Virtual classes seem like a new option to explore, but it’s been around a lot longer than you might think. From exercise recordings (yes, recordings!) To VHS, DVDs, and even TV shows, it has long been possible for consumers to train remotely with an instructor. However, GFIs have only recently begun a full exploration of how the many virtual options that exist can expand their reach. Virtual sessions come in many shapes and sizes, but we can divide them into two broad categories to start our conversation:

Synchronous

Assynchronous

GFI and pThe participants train at the same timebut in different places over the use of Wireless Internet access– –activated devices. This is sometimes referred to as “live streaming”.

GFI and pParticipants are Not train at the same time. Classes can be delivered via a Wireless Internet access– –activated device or offline downloaded once. The exercise experience itself is recorded by the GFI and the participants access the recording at a separate time. This is sometimes referred to as “video on demand”.
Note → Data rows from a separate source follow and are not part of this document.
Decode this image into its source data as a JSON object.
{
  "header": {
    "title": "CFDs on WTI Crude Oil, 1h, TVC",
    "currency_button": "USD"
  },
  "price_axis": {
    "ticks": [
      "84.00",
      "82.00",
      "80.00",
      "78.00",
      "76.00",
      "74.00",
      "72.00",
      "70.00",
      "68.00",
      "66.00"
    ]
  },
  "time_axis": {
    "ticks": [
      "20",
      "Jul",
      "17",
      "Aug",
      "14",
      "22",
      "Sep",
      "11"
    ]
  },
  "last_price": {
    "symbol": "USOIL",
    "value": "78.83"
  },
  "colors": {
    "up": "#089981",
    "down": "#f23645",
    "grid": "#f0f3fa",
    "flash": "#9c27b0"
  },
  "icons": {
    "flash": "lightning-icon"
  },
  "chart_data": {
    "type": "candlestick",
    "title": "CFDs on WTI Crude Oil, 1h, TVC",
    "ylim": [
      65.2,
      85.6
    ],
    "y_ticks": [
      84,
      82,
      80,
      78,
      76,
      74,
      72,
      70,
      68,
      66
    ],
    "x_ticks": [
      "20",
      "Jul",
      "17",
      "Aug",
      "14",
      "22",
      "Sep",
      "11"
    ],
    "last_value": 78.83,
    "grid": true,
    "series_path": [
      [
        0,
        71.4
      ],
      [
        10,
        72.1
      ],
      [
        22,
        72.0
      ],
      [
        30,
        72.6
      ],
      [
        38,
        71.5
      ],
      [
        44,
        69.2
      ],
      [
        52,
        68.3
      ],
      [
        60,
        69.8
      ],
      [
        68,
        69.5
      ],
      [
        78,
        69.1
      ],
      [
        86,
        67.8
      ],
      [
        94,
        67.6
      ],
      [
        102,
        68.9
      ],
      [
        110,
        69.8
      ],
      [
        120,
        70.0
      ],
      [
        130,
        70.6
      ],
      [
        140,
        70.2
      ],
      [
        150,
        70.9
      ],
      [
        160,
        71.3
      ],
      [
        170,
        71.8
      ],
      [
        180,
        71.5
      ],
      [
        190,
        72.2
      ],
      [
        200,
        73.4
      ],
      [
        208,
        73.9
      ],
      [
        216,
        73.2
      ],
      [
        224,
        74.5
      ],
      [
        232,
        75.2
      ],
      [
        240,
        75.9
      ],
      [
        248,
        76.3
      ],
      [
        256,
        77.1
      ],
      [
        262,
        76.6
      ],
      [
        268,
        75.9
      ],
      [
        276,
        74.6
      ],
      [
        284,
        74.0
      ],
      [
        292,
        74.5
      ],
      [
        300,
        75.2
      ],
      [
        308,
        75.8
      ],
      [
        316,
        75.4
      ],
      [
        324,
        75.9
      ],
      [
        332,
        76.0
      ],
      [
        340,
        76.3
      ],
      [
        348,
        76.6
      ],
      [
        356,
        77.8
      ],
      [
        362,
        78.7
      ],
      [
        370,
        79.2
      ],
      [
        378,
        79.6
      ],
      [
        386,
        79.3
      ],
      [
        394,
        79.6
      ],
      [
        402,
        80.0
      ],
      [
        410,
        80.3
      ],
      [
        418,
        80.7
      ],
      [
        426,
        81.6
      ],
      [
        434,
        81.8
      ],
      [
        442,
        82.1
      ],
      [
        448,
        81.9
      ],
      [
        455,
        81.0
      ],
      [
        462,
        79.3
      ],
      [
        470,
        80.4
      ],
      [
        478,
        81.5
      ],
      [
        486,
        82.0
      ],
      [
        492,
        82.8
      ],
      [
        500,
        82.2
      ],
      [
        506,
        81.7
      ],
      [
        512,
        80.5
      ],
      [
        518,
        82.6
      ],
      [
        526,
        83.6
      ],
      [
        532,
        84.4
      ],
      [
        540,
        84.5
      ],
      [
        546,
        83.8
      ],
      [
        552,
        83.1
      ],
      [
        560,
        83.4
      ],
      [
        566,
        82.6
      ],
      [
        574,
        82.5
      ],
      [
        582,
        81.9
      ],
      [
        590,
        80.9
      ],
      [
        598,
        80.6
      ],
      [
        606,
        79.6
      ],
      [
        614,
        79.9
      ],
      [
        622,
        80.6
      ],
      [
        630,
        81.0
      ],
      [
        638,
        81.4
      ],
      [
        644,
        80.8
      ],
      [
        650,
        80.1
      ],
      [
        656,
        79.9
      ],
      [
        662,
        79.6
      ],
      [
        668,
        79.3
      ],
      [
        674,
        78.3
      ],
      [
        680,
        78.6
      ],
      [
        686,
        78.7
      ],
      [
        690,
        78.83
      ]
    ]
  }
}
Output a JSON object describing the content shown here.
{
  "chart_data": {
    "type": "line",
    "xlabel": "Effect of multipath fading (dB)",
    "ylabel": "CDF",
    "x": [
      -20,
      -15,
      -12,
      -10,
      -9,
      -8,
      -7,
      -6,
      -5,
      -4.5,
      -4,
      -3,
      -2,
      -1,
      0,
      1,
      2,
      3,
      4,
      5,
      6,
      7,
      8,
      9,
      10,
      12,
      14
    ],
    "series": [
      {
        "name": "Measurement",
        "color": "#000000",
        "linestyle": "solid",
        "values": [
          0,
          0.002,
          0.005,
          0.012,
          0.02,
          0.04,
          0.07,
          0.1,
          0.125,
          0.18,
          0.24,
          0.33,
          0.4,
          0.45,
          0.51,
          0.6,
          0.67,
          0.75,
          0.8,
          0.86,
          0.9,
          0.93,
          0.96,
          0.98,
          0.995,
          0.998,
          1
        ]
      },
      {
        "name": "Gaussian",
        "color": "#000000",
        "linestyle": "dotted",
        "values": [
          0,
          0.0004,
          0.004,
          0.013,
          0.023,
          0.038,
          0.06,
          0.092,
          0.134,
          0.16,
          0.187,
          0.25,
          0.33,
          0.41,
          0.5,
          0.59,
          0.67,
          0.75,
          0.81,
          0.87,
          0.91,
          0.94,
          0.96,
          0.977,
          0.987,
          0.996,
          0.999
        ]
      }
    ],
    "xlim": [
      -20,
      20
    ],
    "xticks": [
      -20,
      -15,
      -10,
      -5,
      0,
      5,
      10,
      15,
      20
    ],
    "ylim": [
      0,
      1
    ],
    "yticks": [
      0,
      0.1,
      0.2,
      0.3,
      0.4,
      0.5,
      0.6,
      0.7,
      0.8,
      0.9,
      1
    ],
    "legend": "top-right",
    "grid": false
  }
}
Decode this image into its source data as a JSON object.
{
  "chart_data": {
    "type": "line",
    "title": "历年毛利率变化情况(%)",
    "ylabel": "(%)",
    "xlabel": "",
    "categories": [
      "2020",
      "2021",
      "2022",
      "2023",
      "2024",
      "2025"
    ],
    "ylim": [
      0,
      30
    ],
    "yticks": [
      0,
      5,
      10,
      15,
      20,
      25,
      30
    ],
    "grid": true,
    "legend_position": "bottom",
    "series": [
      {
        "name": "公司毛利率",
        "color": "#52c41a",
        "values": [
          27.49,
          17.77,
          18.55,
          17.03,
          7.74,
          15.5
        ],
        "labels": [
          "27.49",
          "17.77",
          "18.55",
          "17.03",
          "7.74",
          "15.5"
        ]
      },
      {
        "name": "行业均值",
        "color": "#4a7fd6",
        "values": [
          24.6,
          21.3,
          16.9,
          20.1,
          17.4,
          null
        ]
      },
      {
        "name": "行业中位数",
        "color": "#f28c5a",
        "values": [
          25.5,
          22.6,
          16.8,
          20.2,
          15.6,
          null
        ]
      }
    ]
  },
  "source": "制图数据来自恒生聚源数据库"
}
If you choose synchronous training options, you have two options:

  • One-way transmission: In a one-way broadcast, participants can see the instructor, but the instructor cannot see the participants and the participants cannot see each other. That way, you can avoid possible distractions or interference from attendees that may appear on-screen, and allow attendees to focus more on your direction and cueing. Some participants may also find solace in the anonymity of a one-way broadcast, especially in the new (er) exercises or format. In addition, in most cases the quality of the stream is improved compared to a bidirectional transmission.
  • Two-way shipment: In a two-way broadcast, participants can see the instructor, and when they turn on their video they can be seen by the instructor and each other. This allows you to view the attendees while you are training, and allows attendees to view themselves while attending (similar to a mirror in a personal class). Establishing a connection is a little easier when cameras and chat functions are available. Some may even prefer the intimate and personal nature of being with each other in a home setting.

Asynchronous classes usually offer the highest quality if the tone and editing is good. There is also less chance of interference from Internet or streaming interruptions. Participants can also pause the video if they are interrupted during their experience. As with a one-way broadcast, the ability to train on their schedule and “anonymously” can increase a participant’s confidence and allow them to experiment with new teachers and formats to find the best fit.

An often overlooked tool for asynchronous teaching is the use of audio instead of video to deliver recorded workouts to participants. Formats such as meditation, running, and cycling are the most common uses of this type of delivery, but strength, yoga, or stretching classes can work as well.

The audio experience provides a guided environment for participants who enjoy doing their own thing but still want the programming (what to do and when to do), cues, and motivation from a teacher. Auditory learners may find it easier to understand your training by being able to focus on the verbal cues.

Hybrid

Hybrid is a new (er) model in which a class is held personally and at the same time virtually transmitted to the participants. The combination of personal and virtual options can help increase your reach when personal capacity is limited. Additionally, the ability for attendees to tune in from outside your physical space provides flexibility and the ability for those who may not make it to your location to participate. Teaching to both a personal and virtual audience can be challenging for the instructor, but when mastered, offers a potential increase in ROI.